Funny how this all boils down to the story of how a man falls in love with his own wife.

When tennis pro Chris Wilton marries into a wealthy family, we are shown with paint-by-number illustrations, that he has become quickly and completely enamored of his life of luxury. Yet, he is so consumed with his passion for the enticing Nola Rice, that he would have given his wife's riches up entirely, had Nola been interested in a future with him, early in their liaison. She was not.

What unfolded was not just a man tiring (in classic literary fashion) of the mistress who had once enthralled him, but a husband becoming increasingly attached to the stability and unconditional love offered by his spouse. He started off taking it for granted and ultimately killed to keep it. This evolution is best evidenced in the way that Nola observes that the reason Chris can't impregnate his infertile wife is because he doesn't love her. When Mrs. Wilton finally conceives and gives birth it is a testament to how Wilton's lust for Nola gave way to the growing contentment he began to find in family life.

Interestingly, Wilton's wife and in-laws did not just shower him with money, but from the start they expressed support, friendship, concern and a blind trust that he hardly valued until he was at risk of losing it. Onscreen, Chris was never obviously aware of his growing need for family, but it can be heard in his reflexive denial when someone observes that he doesn't love his wife. It's not that he doesn't love her, he objects. Eventually, we see that he does, even if he never recognizes that.

As Chris changes, or because Chris changes, so does Nola.
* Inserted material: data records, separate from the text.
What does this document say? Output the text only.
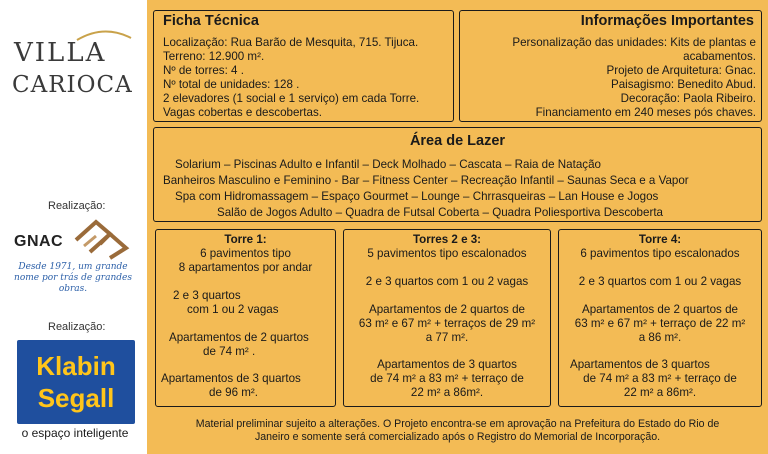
VILLA
CARIOCA
Realização:
GNAC
Desde 1971, um grande nome por trás de grandes obras.
Realização:
Klabin
Segall
o espaço inteligente
Ficha Técnica
Localização: Rua Barão de Mesquita, 715. Tijuca.
Terreno: 12.900 m².
Nº de torres: 4 .
Nº total de unidades: 128 .
2 elevadores (1 social e 1 serviço) em cada Torre.
Vagas cobertas e descobertas.
Informações Importantes
Personalização das unidades: Kits de plantas e
acabamentos.
Projeto de Arquitetura: Gnac.
Paisagismo: Benedito Abud.
Decoração: Paola Ribeiro.
Financiamento em 240 meses pós chaves.
Área de Lazer
Solarium – Piscinas Adulto e Infantil – Deck Molhado – Cascata – Raia de Natação
Banheiros Masculino e Feminino - Bar – Fitness Center – Recreação Infantil – Saunas Seca e a Vapor
Spa com Hidromassagem – Espaço Gourmet – Lounge – Chrrasqueiras – Lan House e Jogos
Salão de Jogos Adulto – Quadra de Futsal Coberta – Quadra Poliesportiva Descoberta
Torre 1:
6 pavimentos tipo
8 apartamentos por andar
2 e 3 quartos
com 1 ou 2 vagas
Apartamentos de 2 quartos
de 74 m² .
Apartamentos de 3 quartos
de 96 m².
Torres 2 e 3:
5 pavimentos tipo escalonados
2 e 3 quartos com 1 ou 2 vagas
Apartamentos de 2 quartos de
63 m² e 67 m² + terraços de 29 m²
a 77 m².
Apartamentos de 3 quartos
de 74 m² a 83 m² + terraço de
22 m² a 86m².
Torre 4:
6 pavimentos tipo escalonados
2 e 3 quartos com 1 ou 2 vagas
Apartamentos de 2 quartos de
63 m² e 67 m² + terraço de 22 m²
a 86 m².
Apartamentos de 3 quartos
de 74 m² a 83 m² + terraço de
22 m² a 86m².
Material preliminar sujeito a alterações. O Projeto encontra-se em aprovação na Prefeitura do Estado do Rio de
Janeiro e somente será comercializado após o Registro do Memorial de Incorporação.
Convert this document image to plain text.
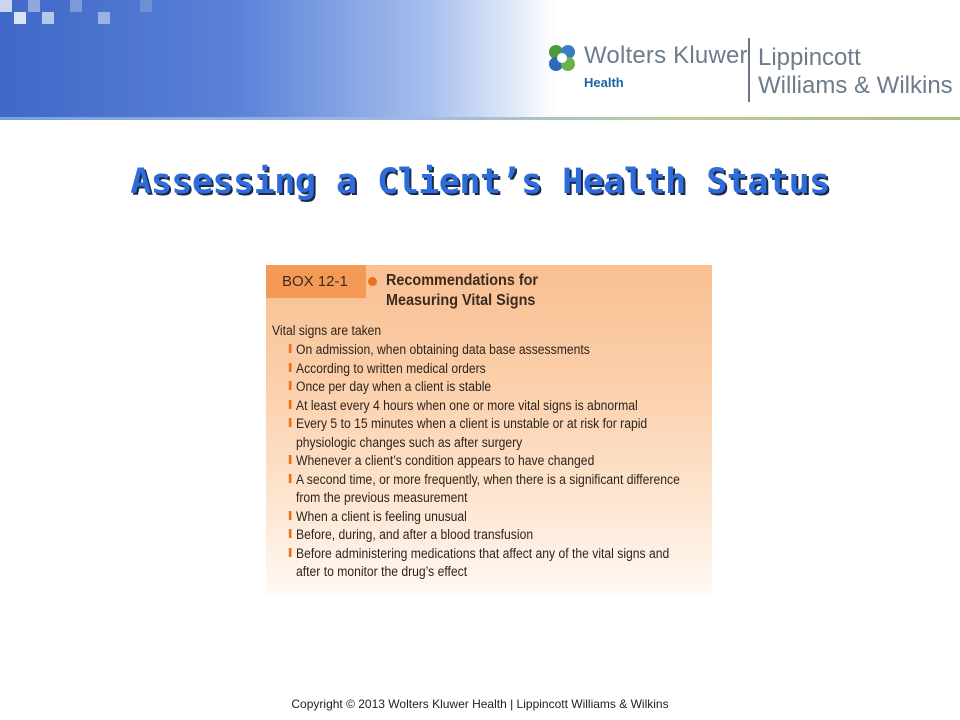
Wolters Kluwer
Health
Lippincott
Williams & Wilkins
Assessing a Client’s Health Status
BOX 12-1 Recommendations for
Measuring Vital Signs
Vital signs are taken
On admission, when obtaining data base assessments
According to written medical orders
Once per day when a client is stable
At least every 4 hours when one or more vital signs is abnormal
Every 5 to 15 minutes when a client is unstable or at risk for rapid
physiologic changes such as after surgery
Whenever a client’s condition appears to have changed
A second time, or more frequently, when there is a significant difference
from the previous measurement
When a client is feeling unusual
Before, during, and after a blood transfusion
Before administering medications that affect any of the vital signs and
after to monitor the drug’s effect
Copyright © 2013 Wolters Kluwer Health | Lippincott Williams & Wilkins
She goes from free-spirited and independent to clinging and insecure. Her world grows smaller, to the point where dreams are lost and Chris becomes her only focus. Yet, I don't think it's her degeneration that is driving Chris away, so much as it his distancing that's driving her to desperation. She tells him she's not beautiful, "what I am is sexy." Men may never have respected her, but they were always smitten. That's how she has come to define herself. When she loses her physical thrall over first her fiance and, then, Chris, she loses track of the only sense of power she ever possessed. The faster you feel something slipping through your fingers, the harder you try to hold onto it, hence Nola's tightening grip on Chris. Yet, I don't think his struggle to break the stranglehold would have been as fierce, but for the lure of the family life he had once eschewed.

When the movie began, we were never given Chris' background. We don't know where he came from, what he was escaping, but we were also given no reason to distrust him. When he told his new, rich girlfriend that he didn't want hand-outs, the only reason we thought he was lying is because, from Montgomery Cliff in the The Heiress onward, characters in movies who resemble Chris are always lying. But I think that in Match Point, Chris' lies -- like his crimes -- were always on the surface. We never saw him scheme to attain his expensive lifestyle. In fact, he seemed to drift towards it by default, because nothing more worthwhile beckoned. Things happened to him. He didn't make them happen. We only saw Chris take the initiative twice: (1) when he risked everything to pursue Nola, and (2) when he risked everything to kill her. Money wasn't his goal the first time, nor was it the second. Love was.